Setibanya Aranya di rumah sakit, dirinya ingin langsung menanyakan ruangan Aditya. Namun, ponselnya lebih dulu berdering. Tapi, bukan panggilan dari Aditya, melainkan panggilan dari Dokter Sintya. Membuat kening Aranya mengkerut, " Ada apa dia menelponku, bukankah kemarin sudah bertemu?" batin Aranya kemudian menjawab panggilan dokter pribadinya itu.
"Hallo, ia dok."
"Apakah kita bisa bertemu" tanya Dokter Sintya
"Tentu saja, kebetulan saya sedang berada di rumah sakit." balas Aranya yang masih memikirkan dimana keberadaan suaminya.
"Kalau begitu, saya tunggu kehadirannya Ibu."
"Baik, Dok." Aranyapun mengakhiri panggilannya, dirinya berfikir harus lebih dulu menemui Aditya. Namun, ia juga begitu penasaran dengan apa yang akan di beritahukan Dokter Sintya tentang kondisi janinnya. Aranya benar benar bingung harus melakukan apa sekarang.
***
"Udah, lo tenang aja. Bentar lagi istri lo bakal kemari kok." ucap Sintya yang merupakan teman sekolah Aditya ketika di SMA dulu.
"Thank's ya Sin, gue bener - bener bingung gimana cara bujukin istri gue."
"Hormon ibu hamil memang begitu, suka naik turun. Jadi, lo sebagai suaminya harus banyak sabar. Biar perkembangan janin lo juga baik. Ingat, jangan membuat istri lo stres, itu sangat mempengaruhi kehamilannya." jelas Sintya, membuat Aditya sedikit berfikir.
"Selamat siang, Dok." sapa Aranya bersamaan pintu yang baru saja terbuka, betapa terkejutnya ia. Saat mendapati sang suami yang begitu ia khawatirkan tengah berada di dalam ruangan Dokter Sintya. Namun, saat ini Aranya begitu murka pada suaminya. Padahal begitu melihat wajah sang istri, Aditya langsung memberikan senyum termanisnya.

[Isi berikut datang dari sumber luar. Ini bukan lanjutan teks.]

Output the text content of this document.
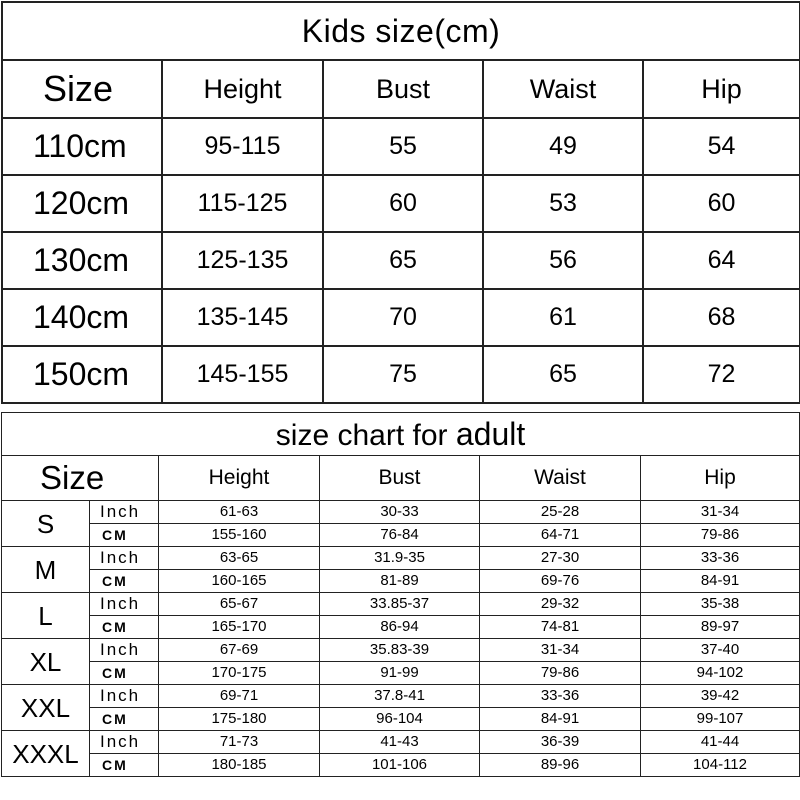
Kids size(cm)				
Size	Height	Bust	Waist	Hip
110cm	95-115	55	49	54
120cm	115-125	60	53	60
130cm	125-135	65	56	64
140cm	135-145	70	61	68
150cm	145-155	75	65	72
size chart for adult					
Size		Height	Bust	Waist	Hip
S	Inch	61-63	30-33	25-28	31-34
	CM	155-160	76-84	64-71	79-86
M	Inch	63-65	31.9-35	27-30	33-36
	CM	160-165	81-89	69-76	84-91
L	Inch	65-67	33.85-37	29-32	35-38
	CM	165-170	86-94	74-81	89-97
XL	Inch	67-69	35.83-39	31-34	37-40
	CM	170-175	91-99	79-86	94-102
XXL	Inch	69-71	37.8-41	33-36	39-42
	CM	175-180	96-104	84-91	99-107
XXXL	Inch	71-73	41-43	36-39	41-44
	CM	180-185	101-106	89-96	104-112
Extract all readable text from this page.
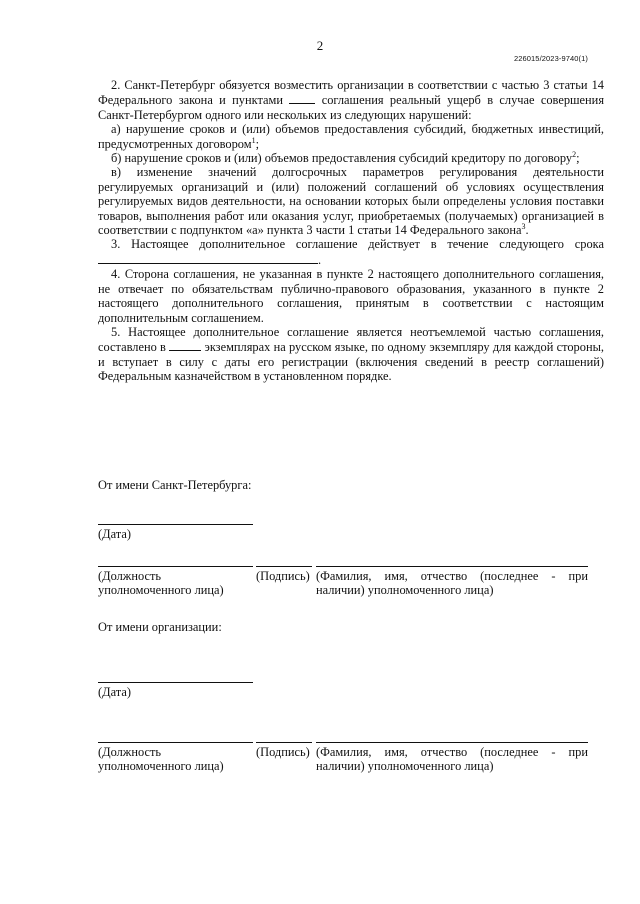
2
226015/2023-9740(1)

2. Санкт-Петербург обязуется возместить организации в соответствии с частью 3 статьи 14 Федерального закона и пунктами	соглашения реальный ущерб в случае совершения Санкт-Петербургом одного или нескольких из следующих нарушений:

а) нарушение сроков и (или) объемов предоставления субсидий, бюджетных инвестиций, предусмотренных договором$^1$;

б) нарушение сроков и (или) объемов предоставления субсидий кредитору по договору$^2$;

в) изменение значений долгосрочных параметров регулирования деятельности регулируемых организаций и (или) положений соглашений об условиях осуществления регулируемых видов деятельности, на основании которых были определены условия поставки товаров, выполнения работ или оказания услуг, приобретаемых (получаемых) организацией в соответствии с подпунктом «а» пункта 3 части 1 статьи 14 Федерального закона$^3$.

3. Настоящее дополнительное соглашение действует в течение следующего срока .

4. Сторона соглашения, не указанная в пункте 2 настоящего дополнительного соглашения, не отвечает по обязательствам публично-правового образования, указанного в пункте 2 настоящего дополнительного соглашения, принятым в соответствии с настоящим дополнительным соглашением.

5. Настоящее дополнительное соглашение является неотъемлемой частью соглашения, составлено в	экземплярах на русском языке, по одному экземпляру для каждой стороны, и вступает в силу с даты его регистрации (включения сведений в реестр соглашений) Федеральным казначейством в установленном порядке.

От имени Санкт-Петербурга:
(Дата)
(Должность
уполномоченного лица)
(Подпись) (Фамилия, имя, отчество (последнее - при
наличии) уполномоченного лица)
От имени организации:
(Дата)
(Должность
уполномоченного лица)
(Подпись) (Фамилия, имя, отчество (последнее - при
наличии) уполномоченного лица)
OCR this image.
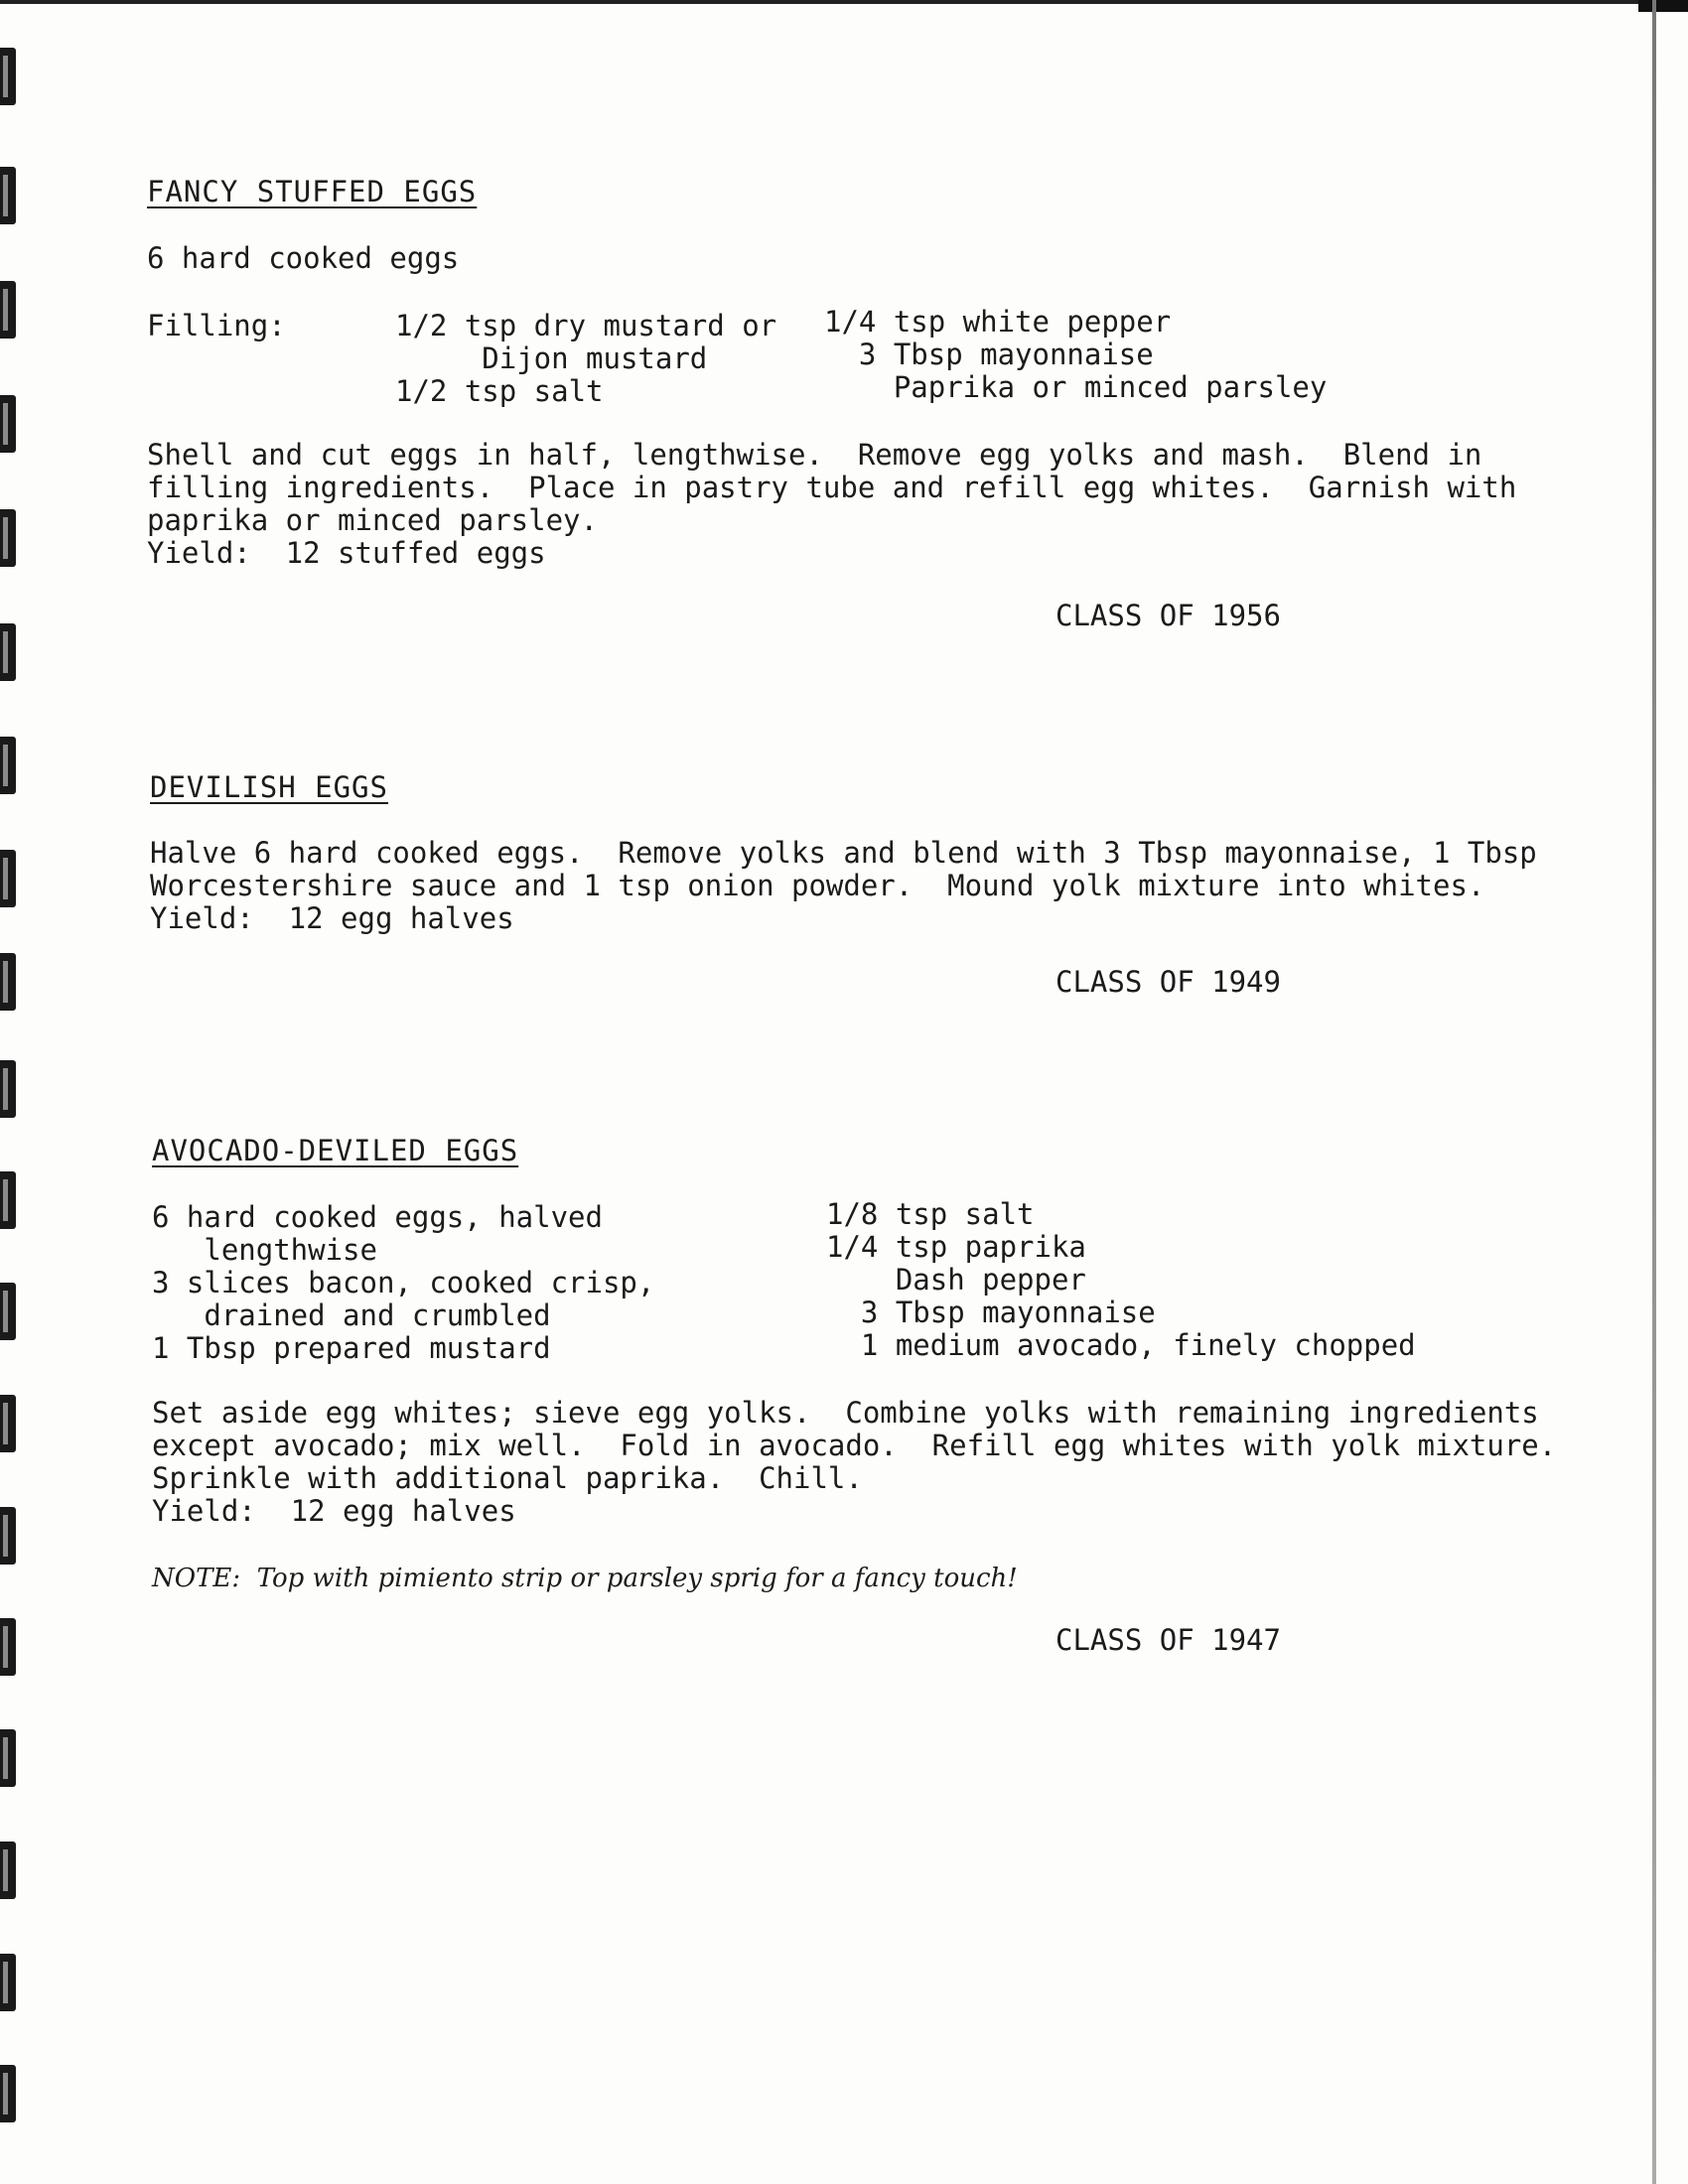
FANCY STUFFED EGGS
6 hard cooked eggs
Filling:	1/2 tsp dry mustard or
Dijon mustard
1/2 tsp salt
1/4 tsp white pepper
3 Tbsp mayonnaise
Paprika or minced parsley
Shell and cut eggs in half, lengthwise.  Remove egg yolks and mash.  Blend in
filling ingredients.  Place in pastry tube and refill egg whites.  Garnish with
paprika or minced parsley.
Yield:  12 stuffed eggs
CLASS OF 1956
DEVILISH EGGS
Halve 6 hard cooked eggs.  Remove yolks and blend with 3 Tbsp mayonnaise, 1 Tbsp
Worcestershire sauce and 1 tsp onion powder.  Mound yolk mixture into whites.
Yield:  12 egg halves
CLASS OF 1949
AVOCADO-DEVILED EGGS
6 hard cooked eggs, halved
lengthwise
3 slices bacon, cooked crisp,
drained and crumbled
1 Tbsp prepared mustard
1/8 tsp salt
1/4 tsp paprika
Dash pepper
3 Tbsp mayonnaise
1 medium avocado, finely chopped
Set aside egg whites; sieve egg yolks.  Combine yolks with remaining ingredients
except avocado; mix well.  Fold in avocado.  Refill egg whites with yolk mixture.
Sprinkle with additional paprika.  Chill.
Yield:  12 egg halves
NOTE:  Top with pimiento strip or parsley sprig for a fancy touch!
CLASS OF 1947
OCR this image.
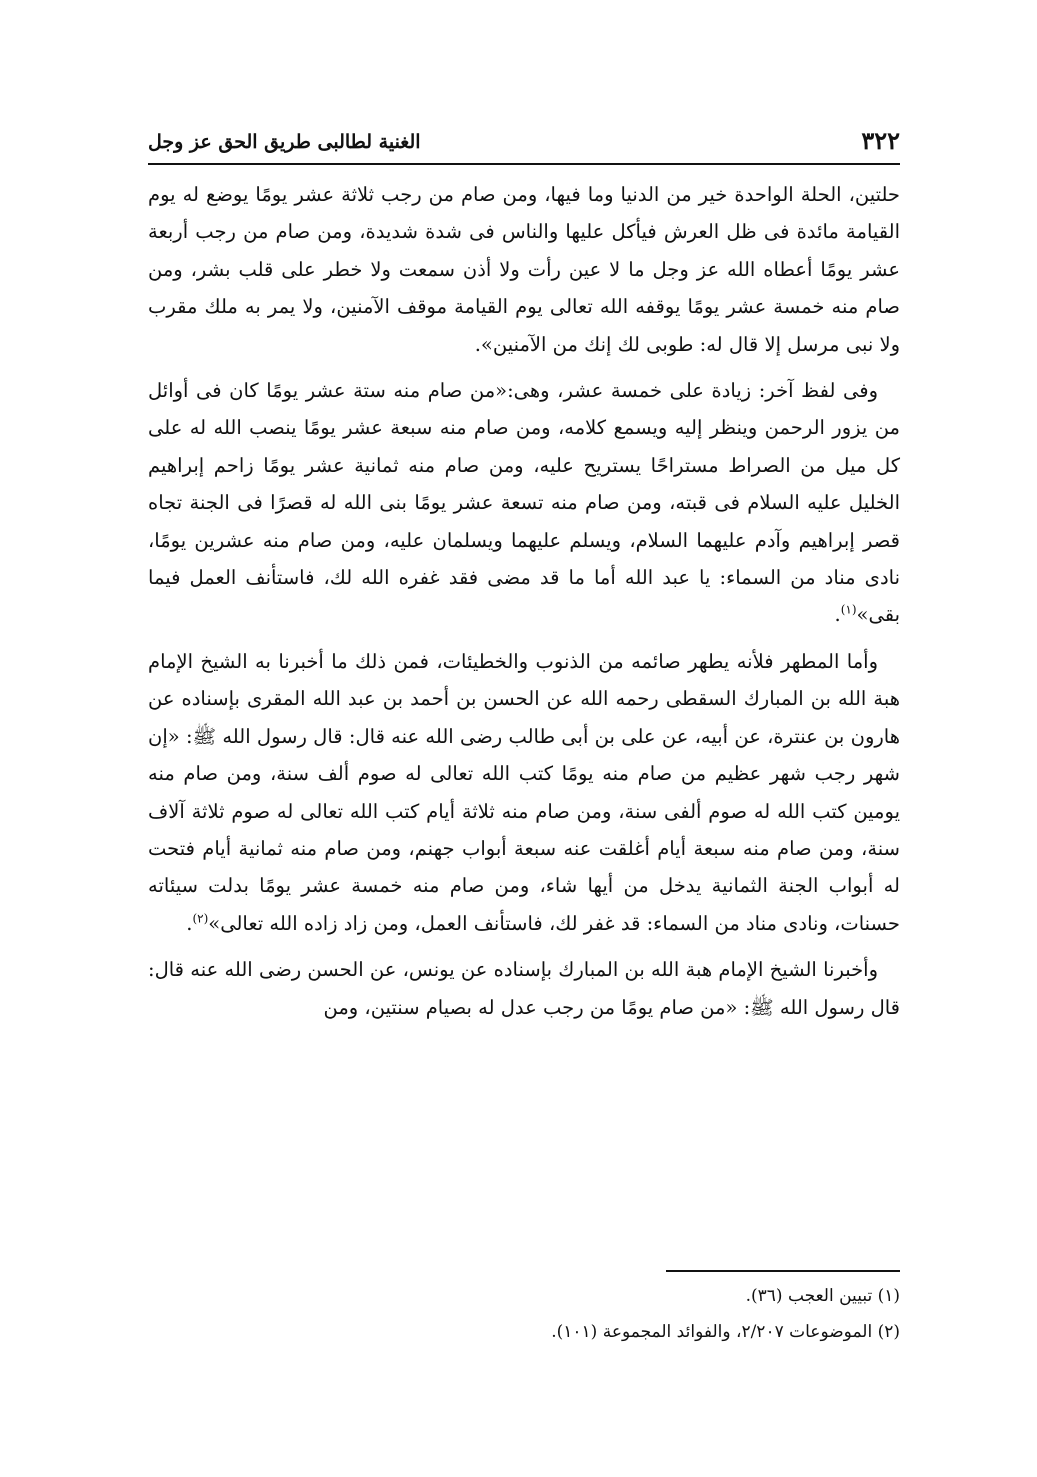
٣٢٢
الغنية لطالبى طريق الحق عز وجل

حلتين، الحلة الواحدة خير من الدنيا وما فيها، ومن صام من رجب ثلاثة عشر يومًا يوضع له يوم القيامة مائدة فى ظل العرش فيأكل عليها والناس فى شدة شديدة، ومن صام من رجب أربعة عشر يومًا أعطاه الله عز وجل ما لا عين رأت ولا أذن سمعت ولا خطر على قلب بشر، ومن صام منه خمسة عشر يومًا يوقفه الله تعالى يوم القيامة موقف الآمنين، ولا يمر به ملك مقرب ولا نبى مرسل إلا قال له: طوبى لك إنك من الآمنين».

وفى لفظ آخر: زيادة على خمسة عشر، وهى:«من صام منه ستة عشر يومًا كان فى أوائل من يزور الرحمن وينظر إليه ويسمع كلامه، ومن صام منه سبعة عشر يومًا ينصب الله له على كل ميل من الصراط مستراحًا يستريح عليه، ومن صام منه ثمانية عشر يومًا زاحم إبراهيم الخليل عليه السلام فى قبته، ومن صام منه تسعة عشر يومًا بنى الله له قصرًا فى الجنة تجاه قصر إبراهيم وآدم عليهما السلام، ويسلم عليهما ويسلمان عليه، ومن صام منه عشرين يومًا، نادى مناد من السماء: يا عبد الله أما ما قد مضى فقد غفره الله لك، فاستأنف العمل فيما بقى»$^{(١)}$.

وأما المطهر فلأنه يطهر صائمه من الذنوب والخطيئات، فمن ذلك ما أخبرنا به الشيخ الإمام هبة الله بن المبارك السقطى رحمه الله عن الحسن بن أحمد بن عبد الله المقرى بإسناده عن هارون بن عنترة، عن أبيه، عن على بن أبى طالب رضى الله عنه قال: قال رسول الله ﷺ: «إن شهر رجب شهر عظيم من صام منه يومًا كتب الله تعالى له صوم ألف سنة، ومن صام منه يومين كتب الله له صوم ألفى سنة، ومن صام منه ثلاثة أيام كتب الله تعالى له صوم ثلاثة آلاف سنة، ومن صام منه سبعة أيام أغلقت عنه سبعة أبواب جهنم، ومن صام منه ثمانية أيام فتحت له أبواب الجنة الثمانية يدخل من أيها شاء، ومن صام منه خمسة عشر يومًا بدلت سيئاته حسنات، ونادى مناد من السماء: قد غفر لك، فاستأنف العمل، ومن زاد زاده الله تعالى»$^{(٢)}$.

وأخبرنا الشيخ الإمام هبة الله بن المبارك بإسناده عن يونس، عن الحسن رضى الله عنه قال: قال رسول الله ﷺ: «من صام يومًا من رجب عدل له بصيام سنتين، ومن

(١) تبيين العجب (٣٦).

(٢) الموضوعات ٢/٢٠٧، والفوائد المجموعة (١٠١).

Berharap akan mendapat balasan yang sama, namun harapannya menyurut, melihat Aranya membuang wajahnya saat mendapati suami berada di ruangan yang sama dengannya.
"Siang, Bu." balas sapa Sintya pada Aranya. "Mari, silahkan duduk." lanjut Sintya menawarkan. Tentu saja Aditya masih memperhatikan gerak gerik keduanya.
Aranya tersenyum simpul, ingin rasanya ia pergi meninggalkan tempatnya saat ini, namun dirinya begitu penasaran tentang apa yang akan di ucapkan Sintya padanya mengenai perkembangan janinnya.
"Bapak juga bisa pindah duduk disini." ajak Sintya memberikan tempat di samping Aranya, seolah Sintya tidak mengenal Aditya. Tentu saja Aditya tidak ingin membuang buang waktu. Ia langsung menuruti permintaan teman sekolahnya itu.
"Bisa kita mulaikan?" tanya Sintya pada kedua pasiennya. Keduanya memilih memberikan anggukan, tanda menyetujui pertanyaan Sintya.
"Aduh Ibu, mukanya jangan tegang gitu dong. Rileks aja ya, Bu. Kasihan bayi yang ada di dalam kandungan Ibu. Nanti ikutan tegang loh." canda Sintya berusaha mencairkan suasana. Lagi - lagi Aranya tidak menjawab dengan suara lembutnya. Dirinya hanya mampu tersenyum kaku. Merasa Dokter yang ada di hadapannya kali ini begitu garing. Tidak seperti awal dirinya berkonsultasi.
"Begini ya Pak, Bu. Mengenai perkembangan janin dalam kandungan Ibu, tidak ada masalah yang cukup serius. Hanya saja, janin juga bisa ikutan stres, jika Ibunya terlalu banyak hal yang di pikirkan. Seorang ibu hamil seharusnya jangan terlalu banyak beban pikiran, ibu hamil moodnya suka berubah - ubah. Jadi, usahakan suasana hati ibu selalu bahagia ya? harus tenang dan rileks. Kalau ada masalah berdua, ya harus di bicarakan baik-baik. Agar tidak mengganggu perkembangan janin dalam rahim ibu." jelas Sintya membuat emosi Aranya memuncak, namun Aranya masih bisa mengontrolnya.
'Bisa - bisanya dia berkonsultasi terlebih dahulu. Apa dia mengatakan hal itu?' batin Aranya membayangkan hal yang membuat dirinya begitu marah.
"Maaf, Dok. Saya permisi." pamit Aranya dan langsung pergi meninggalkan ruangan Dokter Sintya tentunya tanpa mendengar persetujuan keduanya.